How can I use below method for more than two constraints?
****method for merge****
i know merging constraint for equality as below : suppose we have two integer constrain in bounded variable
\begin{equation} \begin{split} \max &\; p_j x_j\\ \text{s.t.} & \; \sum_{j=1}^n w_{1j} x_j =c_1\\ & \;\sum_{j=1}^n w_{2j} x_j =c_2\\ & \; 0\le x_j\le u_j , &\; x_j , \text integer , j=1.2,...,n \end{split} \label{OP} \end{equation}
let
\begin{equation} \begin{split} \\ g(x)=c_1-\sum_{j=1}^n w_{1j} x_j\\ & \; \ \\ h(x) = c_2-\sum_{j=1}^n w_{2j} x_j \\ & \; \end{split} \label{OP1} \end{equation} by using bounds on $x_j$ we derive the following bound on $g(x)$ :
\begin{equation} \begin{split} \\ c_1-\sum_{j=1}^n w_{1j}^+ x_j \le g(x) \le c_1-\sum_{j=1}^n w_{1j}^- x_j\\ & \; \end{split} \label{OP3} \end{equation}
where $w_{1j}^+ = \max \{0,w_{ij}\}$ and $w_{1j}^- = \min \{0,w_{ij}\}$
if we choose a positive integer $\lambda$ satiating :
$\lambda > max \{ c_1-\sum_{j=1}^n w_{1j}^- u_{j}, c_1-\sum_{j=1}^n w_{1j}^+ u_{j} \}$
then we have $|g(x)| < \lambda$
now multiply the constrain $\sum_{j=1}^n w_{2j} x_j =c_2$ by $\lambda$ and it to the first constrain $\sum_{j=1}^n w_{1j} x_j =c_1$ boating the following :
\begin{equation} \begin{split} \max &\; p_j x_j\\ \text{s.t.} & \; \sum_{j=1}^n (w_{1j} + \lambda w_{2j} )x_j =c_1 +\lambda c_2\\ \\ & \; 0\le x_j\le u_j , &\; x_j , \text integer , j=1.2,...,n \end{split} \label{OP5} \end{equation}
It's proven that if the $\lambda$ is chosen like the above, the two problem are same.
Take $p_i Z_i \leq \sum_{k=1}^K Y_{i,k} \leq q_i Z_i$, which is equivalent to: $$\sum_{k=1}^K Y_{i,k} - s_{i} - p_i Z_i = 0, \quad \sum_{k=1}^K Y_{i,k} + t_{i} - q_i Z_i = 0$$ The slack variables $s_i$ and $t_i$ are integer and range between 0 and $K$. Let me focus on the first constraint.

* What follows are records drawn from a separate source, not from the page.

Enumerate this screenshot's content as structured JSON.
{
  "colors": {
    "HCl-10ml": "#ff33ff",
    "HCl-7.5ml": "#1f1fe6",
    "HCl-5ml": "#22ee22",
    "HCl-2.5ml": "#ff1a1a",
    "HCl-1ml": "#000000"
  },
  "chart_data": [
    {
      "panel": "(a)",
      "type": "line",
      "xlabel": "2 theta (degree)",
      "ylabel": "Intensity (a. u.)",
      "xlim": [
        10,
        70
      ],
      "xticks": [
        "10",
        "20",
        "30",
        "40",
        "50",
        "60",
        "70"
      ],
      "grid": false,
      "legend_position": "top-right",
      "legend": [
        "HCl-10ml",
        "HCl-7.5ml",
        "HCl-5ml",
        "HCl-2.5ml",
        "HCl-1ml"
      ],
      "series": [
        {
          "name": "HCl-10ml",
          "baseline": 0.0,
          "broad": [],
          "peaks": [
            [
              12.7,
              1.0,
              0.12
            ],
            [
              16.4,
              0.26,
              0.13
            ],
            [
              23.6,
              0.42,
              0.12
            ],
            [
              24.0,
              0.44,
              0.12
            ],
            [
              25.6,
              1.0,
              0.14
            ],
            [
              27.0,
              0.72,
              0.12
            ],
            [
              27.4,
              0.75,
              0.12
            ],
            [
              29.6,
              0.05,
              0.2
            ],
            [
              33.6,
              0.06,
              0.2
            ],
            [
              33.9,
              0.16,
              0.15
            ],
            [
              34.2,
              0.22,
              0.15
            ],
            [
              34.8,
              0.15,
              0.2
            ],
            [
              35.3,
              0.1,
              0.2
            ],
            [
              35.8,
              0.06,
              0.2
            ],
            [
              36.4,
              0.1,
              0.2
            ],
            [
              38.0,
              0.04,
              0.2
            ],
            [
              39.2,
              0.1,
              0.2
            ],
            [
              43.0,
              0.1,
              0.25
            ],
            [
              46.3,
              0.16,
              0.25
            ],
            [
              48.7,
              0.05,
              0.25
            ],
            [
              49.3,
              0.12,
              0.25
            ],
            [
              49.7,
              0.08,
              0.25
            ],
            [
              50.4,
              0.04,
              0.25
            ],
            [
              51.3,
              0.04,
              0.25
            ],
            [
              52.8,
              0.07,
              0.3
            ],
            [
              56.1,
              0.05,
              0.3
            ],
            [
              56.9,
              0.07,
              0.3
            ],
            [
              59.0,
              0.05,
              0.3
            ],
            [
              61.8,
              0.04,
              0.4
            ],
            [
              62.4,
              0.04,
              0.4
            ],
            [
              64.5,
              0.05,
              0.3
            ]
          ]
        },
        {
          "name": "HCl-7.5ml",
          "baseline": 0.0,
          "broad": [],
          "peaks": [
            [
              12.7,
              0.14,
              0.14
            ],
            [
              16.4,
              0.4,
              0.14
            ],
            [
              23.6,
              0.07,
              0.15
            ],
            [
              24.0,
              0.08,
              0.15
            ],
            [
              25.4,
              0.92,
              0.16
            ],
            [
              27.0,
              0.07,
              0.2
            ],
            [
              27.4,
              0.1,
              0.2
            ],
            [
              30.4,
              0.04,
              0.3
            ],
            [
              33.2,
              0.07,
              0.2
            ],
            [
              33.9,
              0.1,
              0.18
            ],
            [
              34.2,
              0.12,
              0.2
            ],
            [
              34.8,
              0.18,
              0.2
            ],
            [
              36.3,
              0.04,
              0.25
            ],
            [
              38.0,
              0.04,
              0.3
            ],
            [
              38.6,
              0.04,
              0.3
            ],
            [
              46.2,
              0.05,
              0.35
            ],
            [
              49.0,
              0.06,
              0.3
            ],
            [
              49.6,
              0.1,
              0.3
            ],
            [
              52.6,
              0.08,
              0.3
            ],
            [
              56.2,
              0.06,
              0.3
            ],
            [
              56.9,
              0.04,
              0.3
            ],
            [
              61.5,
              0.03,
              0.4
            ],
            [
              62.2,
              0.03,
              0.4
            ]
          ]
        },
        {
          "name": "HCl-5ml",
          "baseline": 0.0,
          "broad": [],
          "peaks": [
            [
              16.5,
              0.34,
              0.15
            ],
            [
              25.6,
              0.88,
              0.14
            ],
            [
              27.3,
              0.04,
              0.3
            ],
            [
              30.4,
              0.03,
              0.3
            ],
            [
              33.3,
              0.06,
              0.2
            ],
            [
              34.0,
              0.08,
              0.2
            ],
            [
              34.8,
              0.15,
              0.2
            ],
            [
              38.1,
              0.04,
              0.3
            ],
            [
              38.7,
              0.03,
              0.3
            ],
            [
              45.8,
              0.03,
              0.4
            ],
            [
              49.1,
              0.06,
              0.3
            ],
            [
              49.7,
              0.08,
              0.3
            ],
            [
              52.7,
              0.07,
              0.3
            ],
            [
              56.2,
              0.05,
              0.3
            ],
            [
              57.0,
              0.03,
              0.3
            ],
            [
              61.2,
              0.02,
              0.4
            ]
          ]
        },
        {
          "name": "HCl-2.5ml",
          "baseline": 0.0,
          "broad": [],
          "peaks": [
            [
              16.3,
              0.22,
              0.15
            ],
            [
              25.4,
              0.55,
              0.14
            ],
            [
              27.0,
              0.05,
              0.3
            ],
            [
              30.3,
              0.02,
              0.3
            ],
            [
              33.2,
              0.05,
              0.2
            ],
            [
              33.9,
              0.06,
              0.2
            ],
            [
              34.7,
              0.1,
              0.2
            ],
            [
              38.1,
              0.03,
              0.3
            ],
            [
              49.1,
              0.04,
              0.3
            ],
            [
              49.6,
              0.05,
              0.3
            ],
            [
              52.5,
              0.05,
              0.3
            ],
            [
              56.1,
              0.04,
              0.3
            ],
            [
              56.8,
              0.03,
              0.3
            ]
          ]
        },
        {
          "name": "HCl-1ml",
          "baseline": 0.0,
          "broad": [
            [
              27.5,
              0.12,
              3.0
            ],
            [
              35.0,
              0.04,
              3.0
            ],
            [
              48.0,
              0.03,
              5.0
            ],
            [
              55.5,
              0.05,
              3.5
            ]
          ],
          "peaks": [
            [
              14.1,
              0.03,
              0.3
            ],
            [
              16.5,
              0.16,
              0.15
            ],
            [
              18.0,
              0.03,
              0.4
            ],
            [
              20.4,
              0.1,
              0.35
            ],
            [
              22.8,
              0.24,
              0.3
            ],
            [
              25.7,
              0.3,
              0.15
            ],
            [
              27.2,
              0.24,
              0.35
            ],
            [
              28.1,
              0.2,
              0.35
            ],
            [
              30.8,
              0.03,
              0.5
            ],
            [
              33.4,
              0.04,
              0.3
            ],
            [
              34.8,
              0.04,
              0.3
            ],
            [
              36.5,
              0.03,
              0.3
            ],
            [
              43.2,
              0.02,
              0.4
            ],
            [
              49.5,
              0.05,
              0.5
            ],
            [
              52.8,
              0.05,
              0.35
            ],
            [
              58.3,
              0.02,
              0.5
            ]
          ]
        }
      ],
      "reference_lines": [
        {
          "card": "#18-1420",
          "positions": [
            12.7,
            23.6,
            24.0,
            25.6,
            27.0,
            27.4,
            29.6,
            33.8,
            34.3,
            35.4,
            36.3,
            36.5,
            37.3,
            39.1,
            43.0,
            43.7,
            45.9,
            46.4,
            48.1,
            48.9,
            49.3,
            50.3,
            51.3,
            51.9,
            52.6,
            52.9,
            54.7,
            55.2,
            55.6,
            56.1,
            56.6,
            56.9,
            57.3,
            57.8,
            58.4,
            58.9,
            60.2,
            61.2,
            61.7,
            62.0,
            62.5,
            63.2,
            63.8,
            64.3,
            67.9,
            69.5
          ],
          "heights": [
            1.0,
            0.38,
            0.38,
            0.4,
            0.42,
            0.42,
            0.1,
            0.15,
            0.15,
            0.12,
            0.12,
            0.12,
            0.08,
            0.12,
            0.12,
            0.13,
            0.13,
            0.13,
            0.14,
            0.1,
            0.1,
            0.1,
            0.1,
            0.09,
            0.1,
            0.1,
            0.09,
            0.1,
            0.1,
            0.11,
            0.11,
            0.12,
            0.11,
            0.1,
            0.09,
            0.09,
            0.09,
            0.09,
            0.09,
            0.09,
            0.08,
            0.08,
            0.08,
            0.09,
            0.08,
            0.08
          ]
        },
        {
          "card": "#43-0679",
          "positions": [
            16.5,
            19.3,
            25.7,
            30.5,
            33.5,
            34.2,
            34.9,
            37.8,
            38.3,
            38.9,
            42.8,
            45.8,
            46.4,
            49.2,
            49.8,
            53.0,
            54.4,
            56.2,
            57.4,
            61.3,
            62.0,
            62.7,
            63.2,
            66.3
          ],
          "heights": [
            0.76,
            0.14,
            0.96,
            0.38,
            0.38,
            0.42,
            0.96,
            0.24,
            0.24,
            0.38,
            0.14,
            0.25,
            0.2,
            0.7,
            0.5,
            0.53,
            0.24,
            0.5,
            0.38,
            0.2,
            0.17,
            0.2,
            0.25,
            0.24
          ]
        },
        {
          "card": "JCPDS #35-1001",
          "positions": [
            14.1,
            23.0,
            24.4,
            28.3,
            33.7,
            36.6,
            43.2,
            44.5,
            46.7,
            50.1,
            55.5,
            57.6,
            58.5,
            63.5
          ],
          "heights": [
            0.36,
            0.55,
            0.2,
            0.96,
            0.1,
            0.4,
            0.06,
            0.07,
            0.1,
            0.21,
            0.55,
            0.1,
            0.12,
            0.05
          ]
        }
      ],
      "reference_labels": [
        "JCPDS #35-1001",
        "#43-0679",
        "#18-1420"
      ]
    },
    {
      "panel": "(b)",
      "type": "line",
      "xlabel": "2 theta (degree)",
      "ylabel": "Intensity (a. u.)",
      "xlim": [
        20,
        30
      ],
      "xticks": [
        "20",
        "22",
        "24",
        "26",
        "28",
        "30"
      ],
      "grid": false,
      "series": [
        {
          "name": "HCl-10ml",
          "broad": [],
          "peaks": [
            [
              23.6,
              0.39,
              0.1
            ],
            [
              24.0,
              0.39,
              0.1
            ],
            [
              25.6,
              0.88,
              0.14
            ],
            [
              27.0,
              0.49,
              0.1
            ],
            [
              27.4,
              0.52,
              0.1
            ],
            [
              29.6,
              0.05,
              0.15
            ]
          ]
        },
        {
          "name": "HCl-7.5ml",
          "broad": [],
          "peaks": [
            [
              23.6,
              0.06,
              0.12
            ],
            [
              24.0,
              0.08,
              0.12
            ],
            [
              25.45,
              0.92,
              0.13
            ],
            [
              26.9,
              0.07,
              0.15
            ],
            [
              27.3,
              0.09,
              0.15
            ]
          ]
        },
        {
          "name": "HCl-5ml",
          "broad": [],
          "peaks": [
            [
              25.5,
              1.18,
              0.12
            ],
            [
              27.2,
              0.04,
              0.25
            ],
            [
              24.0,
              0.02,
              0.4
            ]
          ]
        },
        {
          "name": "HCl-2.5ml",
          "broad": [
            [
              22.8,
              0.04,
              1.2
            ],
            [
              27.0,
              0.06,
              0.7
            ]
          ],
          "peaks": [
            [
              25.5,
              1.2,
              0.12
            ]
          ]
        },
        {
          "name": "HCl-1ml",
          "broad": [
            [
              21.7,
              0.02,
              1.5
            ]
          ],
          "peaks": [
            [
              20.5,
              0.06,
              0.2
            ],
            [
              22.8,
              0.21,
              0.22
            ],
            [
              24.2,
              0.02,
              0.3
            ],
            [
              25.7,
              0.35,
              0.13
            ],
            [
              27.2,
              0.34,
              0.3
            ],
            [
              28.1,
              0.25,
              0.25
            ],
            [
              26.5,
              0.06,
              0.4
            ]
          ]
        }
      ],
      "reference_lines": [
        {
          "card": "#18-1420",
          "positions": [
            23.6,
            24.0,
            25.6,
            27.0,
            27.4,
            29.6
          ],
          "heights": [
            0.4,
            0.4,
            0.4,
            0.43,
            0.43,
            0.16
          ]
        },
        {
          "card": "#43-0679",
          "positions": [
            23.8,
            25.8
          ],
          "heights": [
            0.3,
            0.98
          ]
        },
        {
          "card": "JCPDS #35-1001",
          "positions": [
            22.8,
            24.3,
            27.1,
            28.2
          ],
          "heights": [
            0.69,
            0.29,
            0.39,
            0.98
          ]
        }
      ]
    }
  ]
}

The absolute value of the left hand side is bounded by $2K$, so you can use any $\lambda_2>2K$ in your method to merge the constraints for $i=1$ and $i=2$: $$ \begin{align} \left( \sum_{k=1}^K Y_{1,k} - s_{1} - p_1 Z_1 \right) + \lambda_2 \left( \sum_{k=1}^K Y_{2,k} - s_{2} - p_2 Z_2 \right) = 0. \end{align}$$ The left hand side is bounded in absolute values by $(1+\lambda_2)2K$, so you can use your method to combine the constraint above with the constraint for $i=3$ using any $\lambda_3 > (1+\lambda_2)2K$: $$ \begin{align} & \left( \sum_{k=1}^K Y_{1,k} - s_{1} - p_1 Z_1 \right) + \lambda_2 \left( \sum_{k=1}^K Y_{2,k} - s_{2} - p_2 Z_2 \right) + \lambda_3 \left( \sum_{k=1}^K Y_{3,k} - s_{3} - p_3 Z_3 \right)= 0. \end{align}$$ Now take $\lambda_4 > (1+\lambda_2+\lambda_3)2K$ to continue the pattern.